Jesús va mucho más allá, enseñándonos a ver en cada uno de los pobres un sacramento de su propia presencia. A través de cada uno de los distintos rasgos de la pobreza nos unimos misteriosamente a El y así es como el cristianismo nos habitúa a gestos elevados. En su evocación del Juicio final, durante la Semana de Pasión, Jesús describe por anticipado su sentencia para con los que hayan practicado la caridad:

Venid, benditos de mi Padre, a tomar posesión del reino preparado para vosotros desde la creación del mundo. Porque tuve hambre y me disteis de comer; tuve sed y me disteis de beber; peregriné y me acogisteis; estaba desnudo y me vestisteis; preso y vinisteis a verme. Y le responderán los justos: Señor, ¿cuándo te vimos hambriento y...? Y el Rey les dirá: En verdad os digo que cuantas veces hicisteis eso a uno de estos mis hermanos menores a mí me lo hicisteis (Mt 25, 34, 40).

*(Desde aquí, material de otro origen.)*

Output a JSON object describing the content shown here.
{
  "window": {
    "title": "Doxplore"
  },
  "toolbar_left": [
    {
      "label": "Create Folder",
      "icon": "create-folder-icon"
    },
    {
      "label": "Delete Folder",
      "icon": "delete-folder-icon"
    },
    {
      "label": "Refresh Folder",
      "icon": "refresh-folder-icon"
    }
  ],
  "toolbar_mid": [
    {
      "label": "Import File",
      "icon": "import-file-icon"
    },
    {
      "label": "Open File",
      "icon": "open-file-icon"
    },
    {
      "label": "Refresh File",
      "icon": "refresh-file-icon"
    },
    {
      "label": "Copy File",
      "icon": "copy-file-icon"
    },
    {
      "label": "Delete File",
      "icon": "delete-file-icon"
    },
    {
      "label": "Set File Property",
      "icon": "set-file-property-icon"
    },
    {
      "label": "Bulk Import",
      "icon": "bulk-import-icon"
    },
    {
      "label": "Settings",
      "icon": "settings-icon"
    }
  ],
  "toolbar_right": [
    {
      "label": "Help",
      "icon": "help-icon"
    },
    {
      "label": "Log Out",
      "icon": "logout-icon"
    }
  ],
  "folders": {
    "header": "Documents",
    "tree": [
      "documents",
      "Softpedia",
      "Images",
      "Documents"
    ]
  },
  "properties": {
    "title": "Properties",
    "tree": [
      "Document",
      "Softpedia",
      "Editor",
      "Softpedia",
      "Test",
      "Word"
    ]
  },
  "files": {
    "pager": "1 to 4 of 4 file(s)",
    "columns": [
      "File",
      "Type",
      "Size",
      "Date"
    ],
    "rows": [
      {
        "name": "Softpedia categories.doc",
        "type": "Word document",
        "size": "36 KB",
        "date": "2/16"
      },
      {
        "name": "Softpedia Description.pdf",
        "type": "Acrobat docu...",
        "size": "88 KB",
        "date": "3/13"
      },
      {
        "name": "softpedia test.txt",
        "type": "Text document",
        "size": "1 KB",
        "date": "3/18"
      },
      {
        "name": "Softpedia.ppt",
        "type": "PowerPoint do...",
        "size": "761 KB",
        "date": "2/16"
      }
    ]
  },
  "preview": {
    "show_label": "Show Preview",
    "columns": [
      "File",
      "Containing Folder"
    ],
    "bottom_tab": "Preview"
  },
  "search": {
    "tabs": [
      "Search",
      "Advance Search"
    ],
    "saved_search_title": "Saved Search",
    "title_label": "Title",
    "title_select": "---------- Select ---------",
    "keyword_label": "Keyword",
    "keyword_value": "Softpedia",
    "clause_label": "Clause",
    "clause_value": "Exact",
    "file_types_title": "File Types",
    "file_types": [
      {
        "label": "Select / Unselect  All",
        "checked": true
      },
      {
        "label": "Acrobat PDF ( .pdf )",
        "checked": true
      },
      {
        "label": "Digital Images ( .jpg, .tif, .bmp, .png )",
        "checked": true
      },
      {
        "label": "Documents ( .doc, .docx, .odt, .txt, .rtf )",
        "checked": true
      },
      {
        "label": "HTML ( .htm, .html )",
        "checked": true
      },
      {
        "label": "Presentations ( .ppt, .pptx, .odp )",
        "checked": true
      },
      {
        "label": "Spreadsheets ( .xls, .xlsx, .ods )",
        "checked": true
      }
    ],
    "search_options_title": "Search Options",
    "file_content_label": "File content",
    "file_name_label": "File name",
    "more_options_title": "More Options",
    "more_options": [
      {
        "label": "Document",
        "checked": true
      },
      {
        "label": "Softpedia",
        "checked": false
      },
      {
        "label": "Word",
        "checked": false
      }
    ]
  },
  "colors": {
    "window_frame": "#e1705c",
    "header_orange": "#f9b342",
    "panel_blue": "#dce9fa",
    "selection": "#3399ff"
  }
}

Este texto, importantísimo desde cualquier punto de vista, es el fundamento de lo que Bossuet llama la eminente dignidad de los pobres en la Iglesia. Su función es la de mantener vivo dentro de ella el inconfundible "sello de Jesucristo", el cual, en su Encarnación, en su vida pública y en su Pasión asume la pobreza, el sufrimiento y el fracaso... Todo esto, "estos puros escándalos y estas aberraciones, Dios las acepta, Dios las quiere, y como son las cosas que predominan en la Humanidad a la que se ha incorporado personalmente, vienen a convertirse en las más divinas de las realidades humanas". Ahí es donde nace la devoción cristiana a los pobres, sobre la que Bossuet ha encontrado fórmulas espléndidas para celebrarla: "La Iglesia es la auténtica ciudad de los pobres. Los ricos -no me da miedo decirlo-, en su calidad de ricos, porque también hay que hablar con corrección, como pertenecen al mundo, están marcados con su sello y sólo por tolerancia son admitidos en la Iglesia... Los ricos son ajenos a ella, pero el servicio a los pobres los naturaliza".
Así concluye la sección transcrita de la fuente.